Eine dezente Manipulation zu Gunsten von Managern in Grundschulen und der Auflösung der Schulbezirke
Einer unserer Leser macht uns auf einen Artikel in der letzten „Zeit“ aufmerksam. Es geht dabei nur um eine sanfte Irreführung. Dennoch ein Kandidat für unsere Rubrik „Manipulation des Monats.“
Hier der Text der Mail:
„Sehr geehrte Redaktion! Ihre Analysen der Zeitungstexte haben mich dazu gebracht, Texte anders zu lesen. Ein typisches Beispiel aus „Die Zeit“: “Die beste Zeit des Lebens” Albrecht Müller.

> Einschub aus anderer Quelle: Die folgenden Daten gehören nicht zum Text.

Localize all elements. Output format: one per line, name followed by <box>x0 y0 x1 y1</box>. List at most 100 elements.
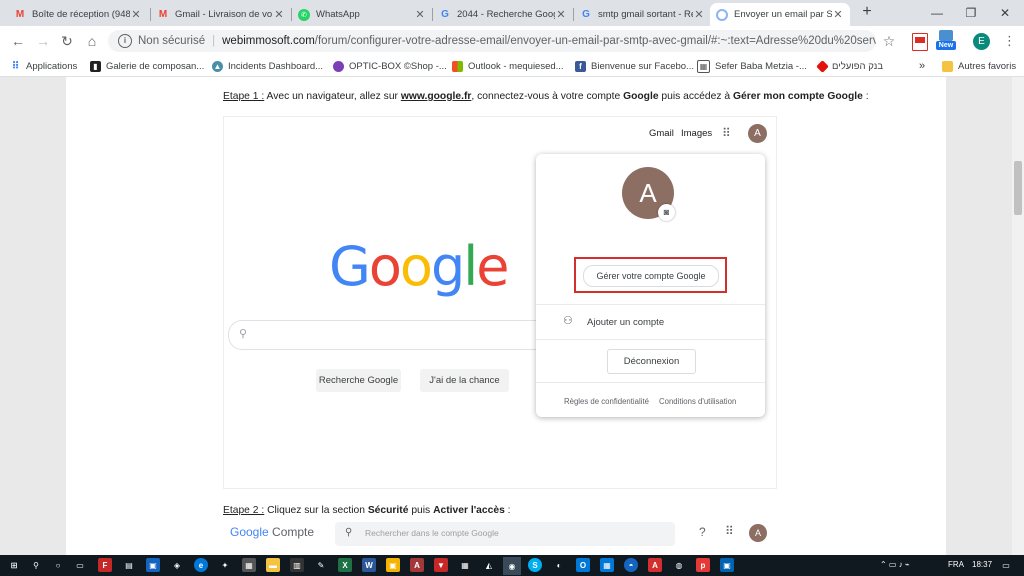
tab-google-search[interactable]: G 2044 - Recherche Goog ✕ <box>433 3 573 26</box>
excel-icon[interactable]: X <box>338 558 352 572</box>
tab-whatsapp[interactable]: ✆ WhatsApp ✕ <box>292 3 432 26</box>
avatar: A <box>749 524 767 542</box>
close-tab-icon[interactable]: ✕ <box>832 8 844 21</box>
close-tab-icon[interactable]: ✕ <box>555 8 567 21</box>
app-icon[interactable]: ◐ <box>552 558 566 572</box>
tab-gmail-livraison[interactable]: M Gmail - Livraison de vo ✕ <box>151 3 291 26</box>
folder-icon <box>942 60 953 72</box>
tab-smtp-search[interactable]: G smtp gmail sortant - Re ✕ <box>574 3 711 26</box>
search-icon: ⚲ <box>345 527 353 538</box>
file-explorer-icon[interactable]: ▬ <box>266 558 280 572</box>
filezilla-icon[interactable]: F <box>98 558 112 572</box>
app-icon[interactable]: ▦ <box>458 558 472 572</box>
word-icon[interactable]: W <box>362 558 376 572</box>
book-icon: ▦ <box>697 59 710 73</box>
bookmark-star-icon[interactable]: ☆ <box>880 32 898 50</box>
app-icon[interactable]: ◓ <box>624 558 638 572</box>
app-icon[interactable]: ▼ <box>434 558 448 572</box>
task-view-icon[interactable]: ▭ <box>73 558 87 572</box>
google-icon: G <box>582 9 590 20</box>
close-tab-icon[interactable]: ✕ <box>693 8 705 21</box>
calendar-icon[interactable]: ▦ <box>600 558 614 572</box>
bookmark-galerie[interactable]: ▮ Galerie de composan... <box>90 59 204 73</box>
bookmark-bank[interactable]: בנק הפועלים <box>816 59 883 73</box>
reload-icon[interactable]: ↻ <box>58 32 76 50</box>
clock[interactable]: 18:37 <box>972 560 992 569</box>
windows-taskbar: ⊞ ⚲ ○ ▭ F ▤ ▣ ◈ e ✦ ▦ ▬ ▥ ✎ X W ▣ A ▼ ▦ … <box>0 555 1024 576</box>
component-gallery-icon: ▮ <box>90 60 101 72</box>
maximize-button[interactable]: ❐ <box>954 0 988 26</box>
outlook-icon[interactable]: O <box>576 558 590 572</box>
bookmarks-overflow-button[interactable]: » <box>919 59 925 73</box>
scrollbar-thumb[interactable] <box>1014 161 1022 215</box>
home-icon[interactable]: ⌂ <box>83 32 101 50</box>
tab-inbox[interactable]: M Boîte de réception (948 ✕ <box>8 3 148 26</box>
gmail-link: Gmail <box>649 128 674 139</box>
privacy-link: Règles de confidentialité <box>564 397 649 406</box>
new-extension-icon[interactable]: New <box>936 30 956 52</box>
security-status: Non sécurisé <box>138 35 206 47</box>
gmail-icon: M <box>15 9 25 20</box>
profile-avatar[interactable]: E <box>973 33 990 50</box>
input-language[interactable]: FRA <box>948 560 964 569</box>
windows-start-icon[interactable]: ⊞ <box>7 558 21 572</box>
manage-account-button: Gérer votre compte Google <box>583 265 719 287</box>
app-icon[interactable]: ◍ <box>672 558 686 572</box>
app-icon[interactable]: ◭ <box>482 558 496 572</box>
account-popup: A ◙ Gérer votre compte Google ⚇ Ajouter … <box>536 154 765 417</box>
app-icon[interactable]: ✎ <box>314 558 328 572</box>
dashboard-icon: ▲ <box>212 60 223 72</box>
access-icon[interactable]: A <box>410 558 424 572</box>
bookmark-incidents[interactable]: ▲ Incidents Dashboard... <box>212 59 323 73</box>
apps-grid-icon: ⠿ <box>11 60 20 72</box>
whatsapp-icon: ✆ <box>298 8 310 21</box>
close-window-button[interactable]: ✕ <box>988 0 1022 26</box>
apps-grid-icon: ⠿ <box>725 524 734 538</box>
bookmarks-bar: ⠿ Applications ▮ Galerie de composan... … <box>0 56 1024 77</box>
new-tab-button[interactable]: + <box>858 3 876 23</box>
info-icon[interactable]: i <box>118 34 132 48</box>
app-icon[interactable]: ▦ <box>242 558 256 572</box>
address-bar[interactable]: i Non sécurisé | webimmosoft.com /forum/… <box>108 30 876 52</box>
app-icon[interactable]: ✦ <box>218 558 232 572</box>
bookmark-opticbox[interactable]: OPTIC-BOX ©Shop -... <box>333 59 447 73</box>
menu-kebab-icon[interactable]: ⋮ <box>1003 33 1016 49</box>
step1-paragraph: Etape 1 : Avec un navigateur, allez sur … <box>223 91 869 102</box>
close-tab-icon[interactable]: ✕ <box>273 8 285 21</box>
google-search-button: Recherche Google <box>316 369 401 392</box>
pdf-extension-icon[interactable] <box>912 33 928 51</box>
bookmark-facebook[interactable]: f Bienvenue sur Facebo... <box>575 59 694 73</box>
app-icon[interactable]: ▥ <box>290 558 304 572</box>
other-bookmarks-folder[interactable]: Autres favoris <box>942 59 1016 73</box>
skype-icon[interactable]: S <box>528 558 542 572</box>
acrobat-icon[interactable]: A <box>648 558 662 572</box>
app-icon[interactable]: ▣ <box>146 558 160 572</box>
close-tab-icon[interactable]: ✕ <box>130 8 142 21</box>
search-icon[interactable]: ⚲ <box>29 558 43 572</box>
google-fr-link[interactable]: www.google.fr <box>401 91 472 102</box>
cortana-icon[interactable]: ○ <box>51 558 65 572</box>
close-tab-icon[interactable]: ✕ <box>414 8 426 21</box>
google-search-box: ⚲ <box>228 320 549 350</box>
edge-icon[interactable]: e <box>194 558 208 572</box>
chrome-icon[interactable]: ◉ <box>503 557 521 575</box>
notification-icon[interactable]: ▭ <box>999 558 1013 572</box>
gmail-icon: M <box>158 9 168 20</box>
google-logo: Google <box>329 235 509 298</box>
system-tray-icons[interactable]: ⌃ ▭ ♪ ⌁ <box>880 560 910 569</box>
tab-active-page[interactable]: Envoyer un email par SI ✕ <box>710 3 850 26</box>
search-icon: ⚲ <box>239 328 248 340</box>
app-icon[interactable]: ◈ <box>170 558 184 572</box>
app-icon[interactable]: p <box>696 558 710 572</box>
bookmark-outlook[interactable]: Outlook - mequiesed... <box>452 59 564 73</box>
app-icon[interactable]: ▣ <box>720 558 734 572</box>
forward-icon[interactable]: → <box>34 32 52 50</box>
tutorial-image-step2: Google Compte ⚲ Rechercher dans le compt… <box>223 518 775 555</box>
minimize-button[interactable]: — <box>920 0 954 26</box>
page-scrollbar[interactable] <box>1012 77 1024 555</box>
notepad-icon[interactable]: ▤ <box>122 558 136 572</box>
back-icon[interactable]: ← <box>9 32 27 50</box>
bookmark-sefer[interactable]: ▦ Sefer Baba Metzia -... <box>697 59 807 73</box>
app-icon[interactable]: ▣ <box>386 558 400 572</box>
bookmark-applications[interactable]: ⠿ Applications <box>10 59 78 73</box>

Ein mir befreundeter Grundschullehrer hat sich sehr über dieses Text-Produkt gefreut, da seine Profession scheinbar gelobt wird. Der Artikel ist jedoch ein typisches Beispiel, wie Lehrer und Eltern hinters Licht geführt werden. Das vorausgehende Lob ist nur dazu da, um auf die von der Bertelsmann-Stiftung vorgeschlagenen pädagogischen Prinzipien, die am Ende des Artikels dargelegt werden, positiv eingestimmt zu sein. Zu Beginn des Textes wird der interessierte Leser (Lehrer) eingelullt, um dann am Ende elegant auf die neoliberale Schulwelt eingestellt zu werden.

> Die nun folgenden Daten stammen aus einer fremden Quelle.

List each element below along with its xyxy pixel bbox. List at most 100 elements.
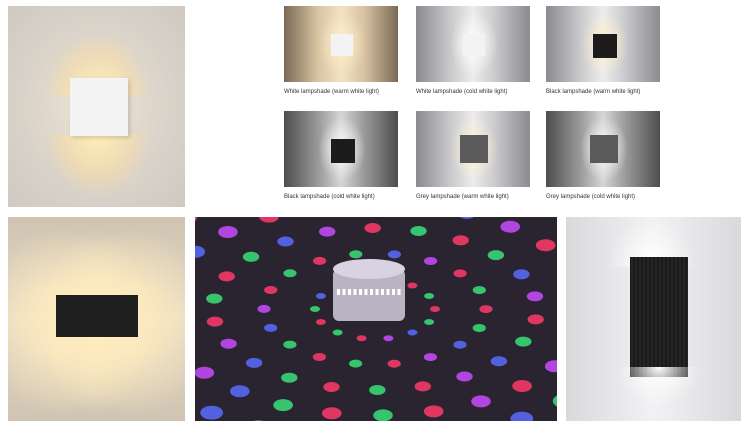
light-spot [312, 353, 326, 361]
light-spot [218, 271, 235, 282]
light-spot [456, 371, 473, 382]
light-spot [218, 226, 238, 238]
led-slot [359, 289, 362, 295]
photo-white-cube-warm [8, 6, 185, 207]
light-beam-down [48, 134, 148, 194]
product-thumbnail [284, 111, 398, 187]
product-caption: Black lampshade (warm white light) [546, 89, 641, 95]
led-slot [375, 289, 379, 295]
light-spot [387, 250, 401, 259]
product-caption: Black lampshade (cold white light) [284, 194, 375, 200]
light-spot [472, 286, 486, 295]
light-spot [430, 306, 440, 312]
light-spot [423, 405, 444, 418]
led-slot [348, 289, 351, 295]
light-spot [273, 399, 293, 412]
light-spot [424, 293, 435, 299]
light-spot [383, 335, 394, 342]
led-slot [364, 289, 368, 295]
light-spot [526, 291, 544, 302]
light-spot [315, 293, 326, 299]
fixture-top [333, 259, 405, 279]
light-spot [283, 340, 297, 349]
product-white-warm[interactable]: White lampshade (warm white light) [284, 6, 398, 96]
light-spot [512, 380, 532, 392]
black-lampshade [593, 34, 617, 58]
product-caption: Grey lampshade (cold white light) [546, 194, 636, 200]
light-spot [315, 319, 326, 325]
light-spot [479, 305, 493, 314]
product-black-cold[interactable]: Black lampshade (cold white light) [284, 111, 398, 201]
product-thumbnail [546, 6, 660, 82]
product-black-warm[interactable]: Black lampshade (warm white light) [546, 6, 660, 96]
light-spot [407, 329, 418, 336]
light-spot [423, 353, 437, 362]
product-thumbnail [284, 6, 398, 82]
led-slot [392, 289, 395, 295]
product-grey-warm[interactable]: Grey lampshade (warm white light) [416, 111, 530, 201]
led-slot [386, 289, 390, 295]
black-textured-fixture [630, 257, 688, 377]
product-thumbnail [416, 111, 530, 187]
led-slot [397, 289, 401, 295]
light-spot [490, 356, 508, 367]
light-spot [230, 385, 250, 398]
light-spot [283, 269, 297, 278]
light-spot [242, 251, 260, 262]
light-spot [277, 236, 294, 247]
photo-black-textured-fixture [566, 217, 741, 421]
light-spot [349, 359, 363, 368]
spiral-light-pattern [195, 217, 557, 421]
light-spot [349, 250, 363, 259]
light-spot [264, 323, 278, 332]
light-spot [310, 306, 320, 312]
light-spot [206, 316, 224, 327]
product-caption: White lampshade (cold white light) [416, 89, 508, 95]
light-spot [257, 304, 271, 313]
light-spot [323, 382, 340, 392]
grey-lampshade [590, 135, 618, 163]
light-spot [332, 329, 343, 336]
light-spot [322, 407, 342, 420]
light-spot [414, 381, 431, 392]
light-spot [313, 256, 327, 265]
light-spot [245, 357, 263, 368]
light-spot [453, 269, 467, 278]
light-spot [206, 293, 223, 304]
led-slot [370, 289, 373, 295]
light-spot [452, 235, 469, 246]
product-thumbnail [546, 111, 660, 187]
light-spot [407, 282, 418, 289]
light-spot [220, 338, 237, 349]
light-spot [424, 319, 435, 325]
led-slot [337, 289, 340, 295]
light-spot [471, 395, 491, 408]
light-spot [515, 336, 532, 347]
light-spot [369, 385, 386, 395]
light-spot [364, 223, 381, 233]
light-spot [356, 335, 367, 342]
white-lampshade [331, 34, 353, 56]
light-spot [200, 405, 224, 420]
black-wall-fixture [56, 295, 138, 337]
product-thumbnail [416, 6, 530, 82]
photo-black-triple-beam [8, 217, 185, 421]
light-spot [319, 226, 336, 237]
light-spot [453, 340, 467, 349]
white-lampshade [463, 34, 485, 56]
light-spot [281, 372, 298, 383]
light-spot [527, 314, 544, 325]
led-slot [381, 289, 384, 295]
black-lampshade [331, 139, 355, 163]
light-spot [513, 269, 530, 280]
product-caption: White lampshade (warm white light) [284, 89, 380, 95]
light-spot [535, 239, 556, 252]
light-spot [264, 286, 278, 294]
light-glow-bottom [616, 367, 702, 407]
product-caption: Grey lampshade (warm white light) [416, 194, 509, 200]
product-grey-cold[interactable]: Grey lampshade (cold white light) [546, 111, 660, 201]
light-spot [373, 409, 393, 421]
product-white-cold[interactable]: White lampshade (cold white light) [416, 6, 530, 96]
led-slot [353, 289, 357, 295]
white-cube-fixture [70, 78, 128, 136]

Schulen sollen so funktionieren, wie das an den Unis sich über den Bolognaprozess schon eingestellt hat. Zitat: „Um Leistungsabstürze zu verhindern und Lehrer auf Mindeststandards zu verpflichten, braucht eine Schule also eine starke Führung mit Managementqualitäten.“ Denn, so die Untermauerung der These: „Personalplanung oder Profilentwicklung sind … in den meisten Grundschulen noch ein Fremdwort.“ Das läuft, wie in den Bertelsmanngutachten zu lesen ist, darauf hinaus, dass die Schulleiterin keine Pädagogin mehr sein muss, sondern jemand, der von außen kommend, weit besser bezahlt wird, um den Schulalltag zu managen. Dazu passt die Bertelsmannforderung, die „Die Zeit“ dezent in den Artikel einbaut, die Schulbezirke für Grundschulen abzuschaffen, damit die Schulen zueinander in Konkurrenz treten müssen. Die Folgen werden verharmlost, ohne jedoch eine Untersuchung dazu als Beleg zu nennen. Und nicht zuletzt wird der externen Überprüfung das Wort geredet (siehe PISA und andere). Die Überprüfungskriterien sind dann diejenigen, die den Interessen der Wirtschaft dienen.
R. B.
P.S.: Helfen Sie mit, dass immer mehr Zeitgenossinnen/en „Texte anders lesen“. Wenn Sie es schaffen, pro Woche einen Menschen dafür zu gewinnen, Texte anders zu lesen, hinter die Kulissen zu schauen, und ihn damit davor bewahren, sich einlullen zu lassen, dann wird der Kreis der kritisch Mitdenkenden so groß, dass man öfter auf Gleichgesinnte trifft. Das wäre ein spürbarer Fortschritt.
Sie sehen übrigens am Thema Manipulation/Meinungsmache, dass sich wirklich etwas tut. Dass wir täglich von vielen Seiten manipuliert werden, dass Politik über weite Strecken aus Meinungsmache besteht, dass man viele politischen Äußerungen und Vorgänge gar nicht versteht, wenn man die Manipulationsabsicht und -methoden nicht sieht, das war vor fünf Jahren noch kein gängiges Thema. Dass die Reformen vor allem eine Reformlüge sind, war damals kaum erkannt. Das hat sich geändert. Auch das ist ein großer Fortschritt und Grund zum Optimismus.